Speaker
Description
The typical coronagraphy contrast needed to reveal a giant planet from the ground is of the order of 10-5 - 10-6. These numbers can be reached with coronagraphy techniques like the Apodized Pupil Lyot, the Shaped Pupil, and the Four Quadrant Phase Mask coronagraphs, all methods that require Adaptive Optics (AO) systems to retrieve high quality wavefronts. SHARK-NIR is the camera for the Large Binocular Telescope (LBT) designed to use these coronagraphic techniques, and to be interfaced to the telescope in a strategic position, in order to exploit the already corrected wavefront from the LBT adaptive secondary mirror. For SHARK-NIR, the requirement on the wavefront quality is about 60 nm, plus the correction of the Non Common Path Aberrations (NCPA). For this reason, SHARK-NIR hosts an inner AO channel with two different scopes: correct the telescope jitter (to reach 3-5 mas for the tip-tilt) and reduce the NCPA under the 30 nm threshold. The NCPA characterization will be performed using Phase Diversity, with the scientific detector plus a deployable lens together acting as wavefront sensor.
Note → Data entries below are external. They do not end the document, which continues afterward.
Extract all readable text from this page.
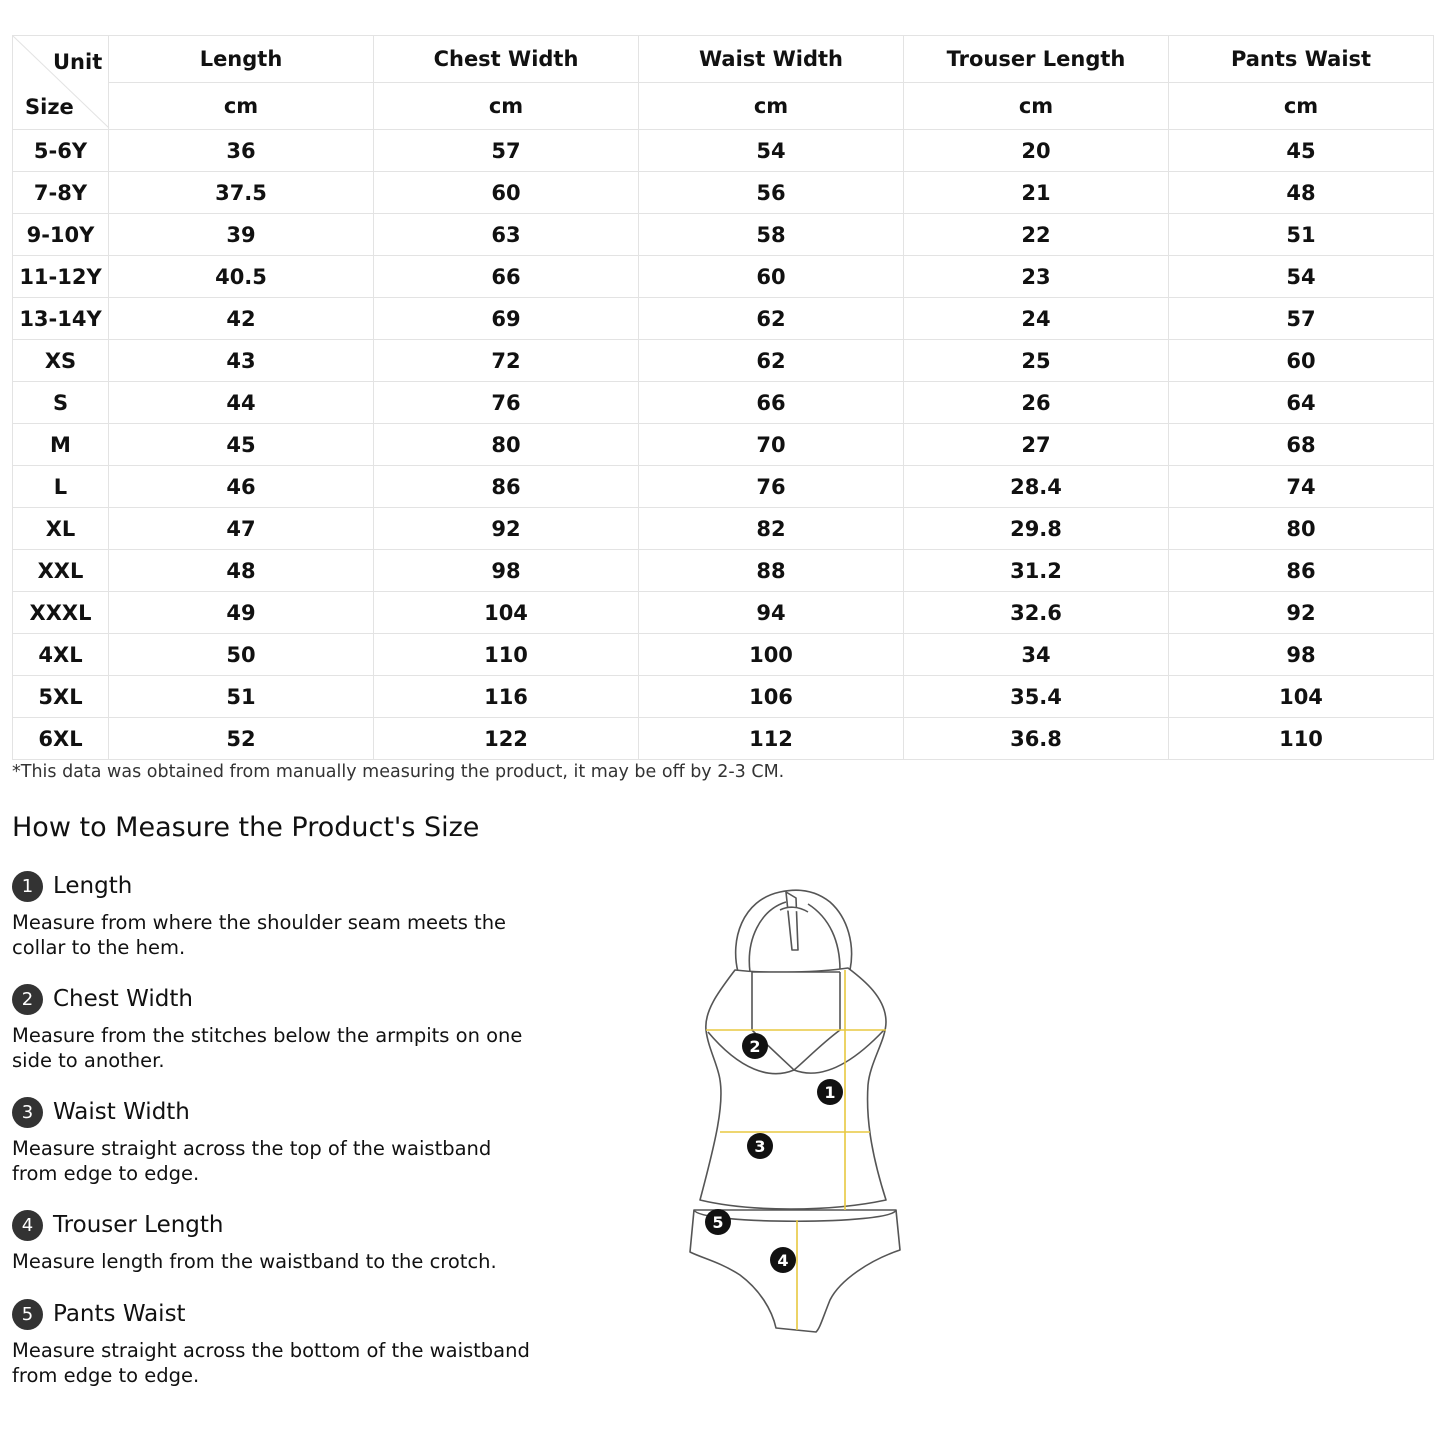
Unit	Length	Chest Width	Waist Width	Trouser Length	Pants Waist

Size	cm	cm	cm	cm	cm
5-6Y	36	57	54	20	45
7-8Y	37.5	60	56	21	48
9-10Y	39	63	58	22	51
11-12Y	40.5	66	60	23	54
13-14Y	42	69	62	24	57
XS	43	72	62	25	60
S	44	76	66	26	64
M	45	80	70	27	68
L	46	86	76	28.4	74
XL	47	92	82	29.8	80
XXL	48	98	88	31.2	86
XXXL	49	104	94	32.6	92
4XL	50	110	100	34	98
5XL	51	116	106	35.4	104
6XL	52	122	112	36.8	110
*This data was obtained from manually measuring the product, it may be off by 2-3 CM.
How to Measure the Product's Size
1 Length
Measure from where the shoulder seam meets the collar to the hem.
2 Chest Width
Measure from the stitches below the armpits on one side to another.
3 Waist Width
Measure straight across the top of the waistband from edge to edge.
4 Trouser Length
Measure length from the waistband to the crotch.
5 Pants Waist
Measure straight across the bottom of the waistband from edge to edge.
1
2
3
4
5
SHARK-NIR is now in its AIV phase at INAF-OAPD laboratories, where an intense characterization of the components is in progress before the integration. Here we present the results of the performance of the TT-loop and of the hardware components of the SHARK-NIR AO channel, the capability of the system to correct the NCPA, and finally the laboratory tests to tune the parameters of the Phase Diversity software.